Statement of Former Security Officials

I have posted the statement of former security officials that has been submitted to Congress. In that statement, the former officials lay out concisely the case for concluding that “there is no factual basis for the declaration of a national emergency for the purpose of circumventing the appropriations process and reprogramming billions of dollars in funding to construct a wall at the southern border, as directed by” President Trump.

4 thoughts on “Statement of Former Security Officials”

  1. Well, I certainly don’t agree with what Trump is doing, but I can’t see the courts getting in his way. He is commander in chief and if he and the Republican Senate believe our continued failure to keep people from crossing the border illegally has resulted in an emergency, who are the courts to disagree? The mistake was to give presidents the power to virtually irreversibly declare such emergencies. In theory, the Supreme Court could decide that that whole exercise violated the original understanding of the Constitution, but all of Court history is against such a hope.

  2. I am not now speaking as a lawyer (which I am). But isn’t there something wrong with a legal system that is not connected to reality? The facts conclusively establish that no emergency exists, and the racist toddler president said that he didn’t have to declare an emergency, so we know that he doesn’t believe that one exists. And we can be certain that the Republican senators don’t believe it either, even if they haven’t publicly acknowledged it, except that their leader, McConnell, effectively did so before he decided to support the racist toddler president. Yet the courts may feel obliged to play along.
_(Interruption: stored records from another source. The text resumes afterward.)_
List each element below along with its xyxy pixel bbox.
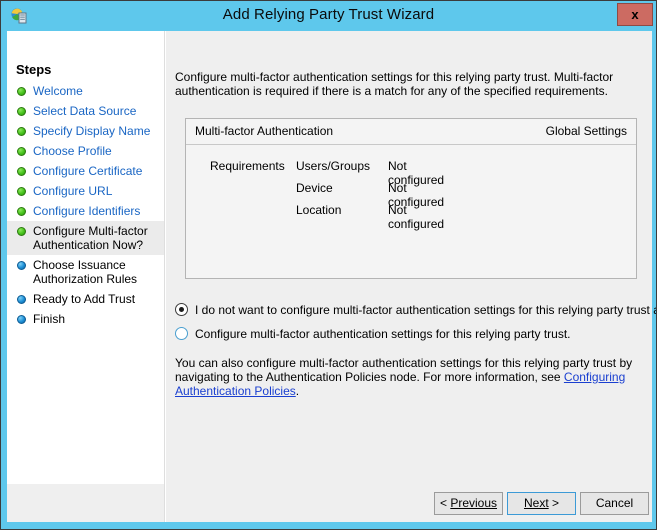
sidebar-item-label: Select Data Source: [33, 104, 137, 118]
radio-option-label: I do not want to configure multi-factor …: [195, 303, 657, 317]
sidebar-item-welcome[interactable]: Welcome: [7, 81, 164, 101]
radio-option-configure[interactable]: Configure multi-factor authentication se…: [175, 327, 571, 341]
step-bullet-done-icon: [17, 227, 26, 236]
sidebar-item-select-data-source[interactable]: Select Data Source: [7, 101, 164, 121]
window-title: Add Relying Party Trust Wizard: [222, 6, 435, 23]
sidebar-item-label: Choose Issuance Authorization Rules: [33, 258, 138, 286]
step-bullet-done-icon: [17, 207, 26, 216]
sidebar-item-choose-profile[interactable]: Choose Profile: [7, 141, 164, 161]
title-bar: Add Relying Party Trust Wizard x: [1, 1, 656, 31]
sidebar-item-specify-display-name[interactable]: Specify Display Name: [7, 121, 164, 141]
sidebar-item-label: Configure Identifiers: [33, 204, 141, 218]
sidebar-item-ready-to-add-trust[interactable]: Ready to Add Trust: [7, 289, 164, 309]
cancel-button[interactable]: Cancel: [580, 492, 649, 515]
sidebar-item-label: Ready to Add Trust: [33, 292, 136, 306]
step-bullet-done-icon: [17, 167, 26, 176]
client-area: Steps Welcome Select Data Source Specify…: [7, 31, 656, 522]
mfa-panel-scope: Global Settings: [545, 124, 627, 138]
sidebar-item-label: Configure Multi-factor Authentication No…: [33, 224, 148, 252]
sidebar-item-choose-issuance-authorization-rules[interactable]: Choose Issuance Authorization Rules: [7, 255, 164, 289]
next-button[interactable]: Next >: [507, 492, 576, 515]
sidebar-item-label: Welcome: [33, 84, 83, 98]
sidebar-item-configure-identifiers[interactable]: Configure Identifiers: [7, 201, 164, 221]
step-bullet-done-icon: [17, 107, 26, 116]
sidebar-item-label: Configure URL: [33, 184, 113, 198]
step-bullet-done-icon: [17, 147, 26, 156]
radio-option-do-not-configure[interactable]: I do not want to configure multi-factor …: [175, 303, 657, 317]
sidebar-item-label: Finish: [33, 312, 66, 326]
step-bullet-pending-icon: [17, 315, 26, 324]
multi-factor-authentication-panel: Multi-factor Authentication Global Setti…: [185, 118, 637, 279]
add-relying-party-trust-wizard-window: Add Relying Party Trust Wizard x Steps W…: [0, 0, 657, 530]
steps-heading: Steps: [16, 62, 52, 77]
requirement-value: Not configured: [388, 203, 445, 231]
next-button-label: Next: [523, 496, 549, 510]
sidebar-item-configure-multi-factor-authentication-now[interactable]: Configure Multi-factor Authentication No…: [7, 221, 164, 255]
step-bullet-pending-icon: [17, 295, 26, 304]
step-bullet-done-icon: [17, 87, 26, 96]
sidebar-item-configure-url[interactable]: Configure URL: [7, 181, 164, 201]
footer-button-bar: < Previous Next > Cancel: [166, 484, 652, 522]
requirement-name: Location: [296, 203, 342, 217]
requirement-name: Users/Groups: [296, 159, 371, 173]
steps-sidebar: Steps Welcome Select Data Source Specify…: [7, 31, 165, 484]
sidebar-item-label: Specify Display Name: [33, 124, 151, 138]
radio-option-label: Configure multi-factor authentication se…: [195, 327, 571, 341]
requirements-label: Requirements: [210, 159, 285, 173]
previous-button-label: Previous: [450, 496, 498, 510]
note-text-after: .: [295, 384, 300, 398]
radio-button-unselected[interactable]: [175, 327, 188, 340]
sidebar-footer: [7, 484, 165, 522]
mfa-panel-title: Multi-factor Authentication: [195, 124, 334, 138]
sidebar-item-configure-certificate[interactable]: Configure Certificate: [7, 161, 164, 181]
close-button[interactable]: x: [617, 3, 653, 26]
previous-button[interactable]: < Previous: [434, 492, 503, 515]
mfa-panel-header: Multi-factor Authentication Global Setti…: [186, 119, 636, 145]
sidebar-item-label: Choose Profile: [33, 144, 112, 158]
sidebar-item-finish[interactable]: Finish: [7, 309, 164, 329]
radio-button-selected[interactable]: [175, 303, 188, 316]
main-content: Configure multi-factor authentication se…: [166, 31, 656, 484]
mfa-panel-body: Requirements Users/Groups Not configured…: [186, 145, 636, 279]
note-text: You can also configure multi-factor auth…: [175, 356, 647, 398]
intro-text: Configure multi-factor authentication se…: [175, 70, 614, 98]
sidebar-item-label: Configure Certificate: [33, 164, 143, 178]
steps-list: Welcome Select Data Source Specify Displ…: [7, 81, 164, 329]
requirement-name: Device: [296, 181, 333, 195]
step-bullet-done-icon: [17, 127, 26, 136]
step-bullet-pending-icon: [17, 261, 26, 270]
step-bullet-done-icon: [17, 187, 26, 196]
    1. The best thing the courts could do would be to find the NEA itself unconstitutional. It is constitutionally problematical on so many levels.

  3. The Supreme Court of Canada had to consider the existence of a national emergency in a 1976, the Anti-Inflation Reference. The alleged emergency was rampant inflation, and the emergency measure was federal wage and price controls that applied in areas normally not of federal jurisdiction.

    There was federal legislation that did not use the term ’emergecncy’, and the Court had to decide if its absence mattered, given the submissions on the point. The Court did look at some extrinsic evidence as to whether there was an emergency, including an official statement of the Department of Finance.

    There might be some thoughts in the decision of use to people deciding how to challenge Trump’s alleged emergency. The Court in Canada split 4-3-2, with 7 judges voting to uphold the legislation, and the other two saying that it was not up to the Court to find an emergency when the legislation had not mentioned one.

    The headnote will probably give you enough of an idea of the kinds of ideas that came up.